WASHINGTON – U.S. Senator Roger Wicker, R-Miss., has introduced legislation to reauthorize and provide support to the U.S. Integrated Ocean Observing System (IOOS). The network provides scientists and researchers with vital information about the nation’s coasts and oceans, as well as the Great Lakes. Wicker’s proposal, titled “Coordinated Ocean Monitoring and Research Act,” S.1886, is cosponsored by Sen. Maria Cantwell, D-Wash.
“This program helps improve weather forecasting, energy siting and production, and marine navigation safety,” Wicker said. “Mississippi’s Gulf Coast particularly benefits from the network’s important collection of coastal hazards and fisheries data. My bill would also ensure that our university research teams are equipped with the tools they need to continue conducting critical scientific studies.”
IOOS, first authorized in 2009 by the “Integrated Coastal Ocean Observing Act,” comprises a partnership of 17 federal agencies and 11 regional associations.
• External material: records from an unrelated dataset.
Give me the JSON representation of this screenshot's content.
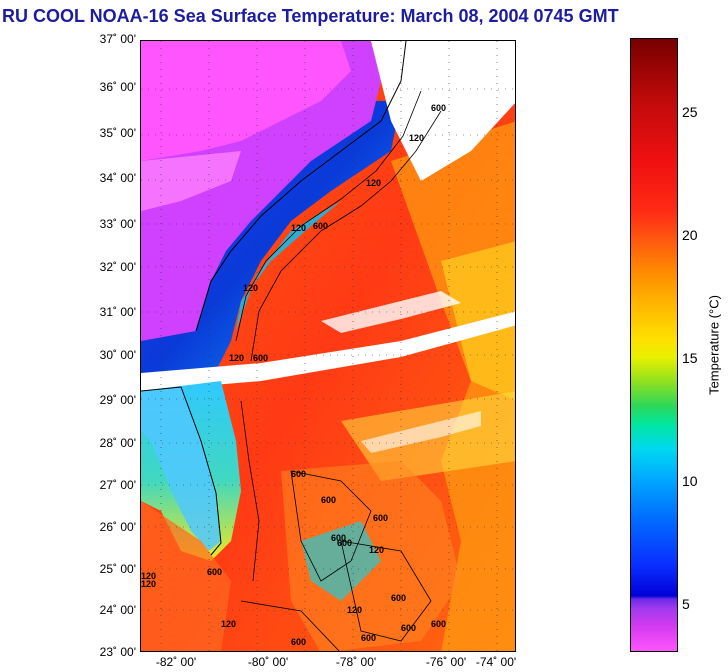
{
  "title": "RU COOL  NOAA-16  Sea Surface Temperature:  March 08, 2004 0745 GMT",
  "lat_ticks": [
    "37˚ 00'",
    "36˚ 00'",
    "35˚ 00'",
    "34˚ 00'",
    "33˚ 00'",
    "32˚ 00'",
    "31˚ 00'",
    "30˚ 00'",
    "29˚ 00'",
    "28˚ 00'",
    "27˚ 00'",
    "26˚ 00'",
    "25˚ 00'",
    "24˚ 00'",
    "23˚ 00'"
  ],
  "lon_ticks": [
    "-82˚ 00'",
    "-80˚ 00'",
    "-78˚ 00'",
    "-76˚ 00'",
    "-74˚ 00'"
  ],
  "colorbar": {
    "label": "Temperature (°C)",
    "ticks": [
      "25",
      "20",
      "15",
      "10",
      "5"
    ],
    "range": [
      3,
      28
    ]
  },
  "contour_labels": [
    "120",
    "600",
    "120",
    "600",
    "120",
    "120",
    "600",
    "120",
    "600",
    "600",
    "600",
    "120",
    "600",
    "600",
    "120",
    "600",
    "120",
    "600",
    "600",
    "120",
    "600",
    "600",
    "120",
    "600"
  ],
  "colors": {
    "title": "#1c1ca0",
    "land": "#ff55ff",
    "cloud": "#ffffff",
    "gulf_stream": "#ff3a14",
    "shelf": "#1a60ff"
  }
}
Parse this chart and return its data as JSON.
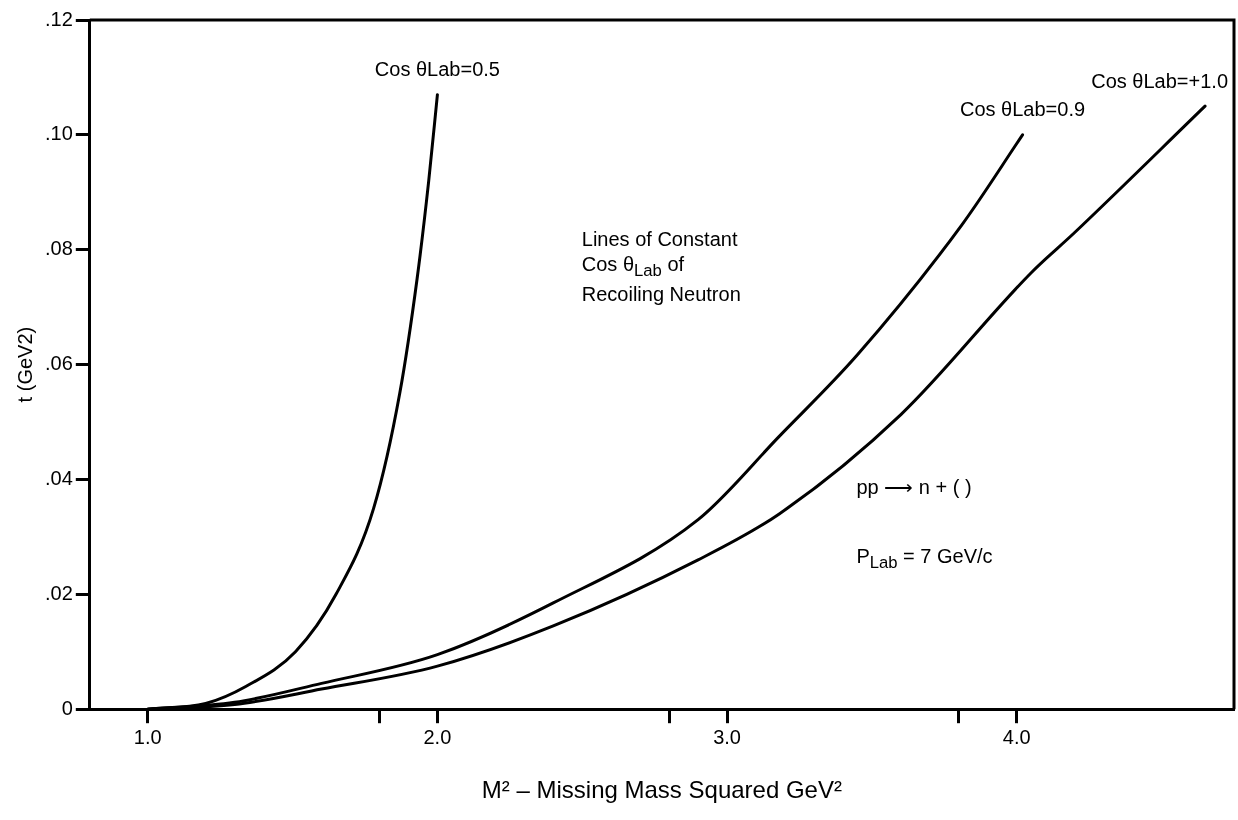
{
  "chart_data": {
    "type": "line",
    "xlabel": "M² – Missing Mass Squared GeV²",
    "ylabel": "t (GeV2)",
    "xlim": [
      0.8,
      4.75
    ],
    "xticks": [
      {
        "value": 1,
        "label": "1.0"
      },
      {
        "value": 1.8,
        "label": null
      },
      {
        "value": 2,
        "label": "2.0"
      },
      {
        "value": 2.8,
        "label": null
      },
      {
        "value": 3,
        "label": "3.0"
      },
      {
        "value": 3.8,
        "label": null
      },
      {
        "value": 4,
        "label": "4.0"
      }
    ],
    "ylim": [
      0,
      0.12
    ],
    "yticks": [
      0,
      {
        "value": 0.02,
        "label": ".02"
      },
      {
        "value": 0.04,
        "label": ".04"
      },
      {
        "value": 0.06,
        "label": ".06"
      },
      {
        "value": 0.08,
        "label": ".08"
      },
      {
        "value": 0.1,
        "label": ".10"
      },
      {
        "value": 0.12,
        "label": ".12"
      }
    ],
    "grid": false,
    "legend": false,
    "marker": "none",
    "line_style": "solid",
    "series": [
      {
        "name": "Cos θLab=0.5",
        "color": "#000000",
        "x": [
          1.0,
          1.2,
          1.34,
          1.51,
          1.65,
          1.78,
          1.87,
          1.93,
          1.97,
          2.0
        ],
        "values": [
          0,
          0.001,
          0.004,
          0.01,
          0.02,
          0.035,
          0.055,
          0.075,
          0.092,
          0.107
        ]
      },
      {
        "name": "Cos θLab=0.9",
        "color": "#000000",
        "x": [
          1.0,
          1.3,
          1.6,
          2.0,
          2.4,
          2.9,
          3.18,
          3.45,
          3.81,
          4.02
        ],
        "values": [
          0,
          0.0012,
          0.0045,
          0.0095,
          0.0185,
          0.033,
          0.0475,
          0.0617,
          0.0843,
          0.1
        ]
      },
      {
        "name": "Cos θLab=+1.0",
        "color": "#000000",
        "x": [
          1.0,
          1.3,
          1.6,
          2.0,
          2.4,
          2.9,
          3.18,
          3.6,
          4.05,
          4.2,
          4.65
        ],
        "values": [
          0,
          0.0008,
          0.0035,
          0.0075,
          0.0145,
          0.026,
          0.034,
          0.0513,
          0.076,
          0.083,
          0.105
        ]
      }
    ],
    "annotations": [
      "Lines of Constant\nCos θ$_{Lab}$ of\nRecoiling Neutron",
      "pp ⟶ n + ( )",
      "P$_{Lab}$ = 7 GeV/c"
    ]
  }
}
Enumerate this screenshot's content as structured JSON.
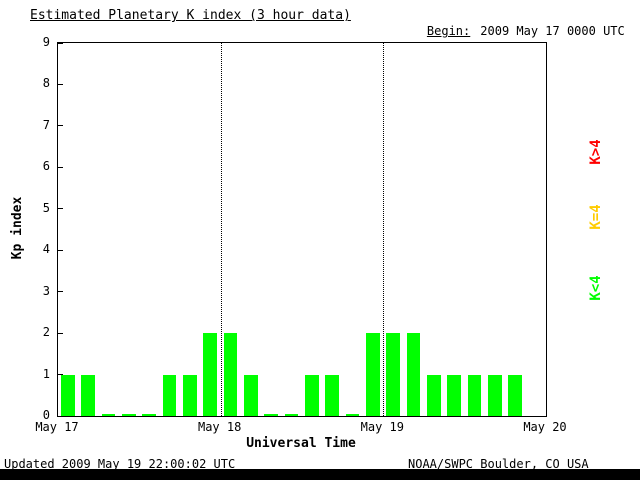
{
  "header": {
    "title": "Estimated Planetary K index (3 hour data)",
    "begin_label": "Begin:",
    "begin_value": "2009 May 17 0000 UTC"
  },
  "footer": {
    "updated": "Updated 2009 May 19 22:00:02 UTC",
    "source": "NOAA/SWPC Boulder, CO USA"
  },
  "legend": [
    {
      "label": "K>4",
      "color": "#ff0000"
    },
    {
      "label": "K=4",
      "color": "#ffcc00"
    },
    {
      "label": "K<4",
      "color": "#00ff00"
    }
  ],
  "chart_data": {
    "type": "bar",
    "title": "Estimated Planetary K index (3 hour data)",
    "xlabel": "Universal Time",
    "ylabel": "Kp index",
    "ylim": [
      0,
      9
    ],
    "yticks": [
      0,
      1,
      2,
      3,
      4,
      5,
      6,
      7,
      8,
      9
    ],
    "xtick_labels": [
      "May 17",
      "May 18",
      "May 19",
      "May 20"
    ],
    "bar_color": "#00ff00",
    "grid": "dotted vertical lines at day boundaries",
    "legend_position": "right, rotated",
    "bar_interval_hours": 3,
    "bars_per_day": 8,
    "num_days": 3,
    "days": [
      "May 17",
      "May 18",
      "May 19"
    ],
    "values": [
      1,
      1,
      0,
      0,
      0,
      1,
      1,
      2,
      2,
      1,
      0,
      0,
      1,
      1,
      0,
      2,
      2,
      2,
      1,
      1,
      1,
      1,
      1
    ],
    "values_by_day": {
      "May 17": [
        1,
        1,
        0,
        0,
        0,
        1,
        1,
        2
      ],
      "May 18": [
        2,
        1,
        0,
        0,
        1,
        1,
        0,
        2
      ],
      "May 19": [
        2,
        2,
        1,
        1,
        1,
        1,
        1
      ]
    }
  }
}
The network supports a wide range of missions, including national defense, search-and-rescue operations, marine commerce, navigation safety, weather, economic development, and ecosystem-based marine resource management.
More than 50 percent of the marine data now assembled and disseminated by the National Oceanic Atmospheric Administration’s (NOAA) National Data Buoy Center – located in Bay Saint Louis, Mississippi, and part of IOOS – is from non-federal sources.
Ocean modeling teams based at Stennis – made up of the Navy, the GCOOS-RA, University of Southern Mississippi, Mississippi State University, NOAA, and others – coordinate to develop the best physical and ecosystem models on the Gulf. The NOAA National Weather Service uses the Navy model results for their public safety hurricane forecasts.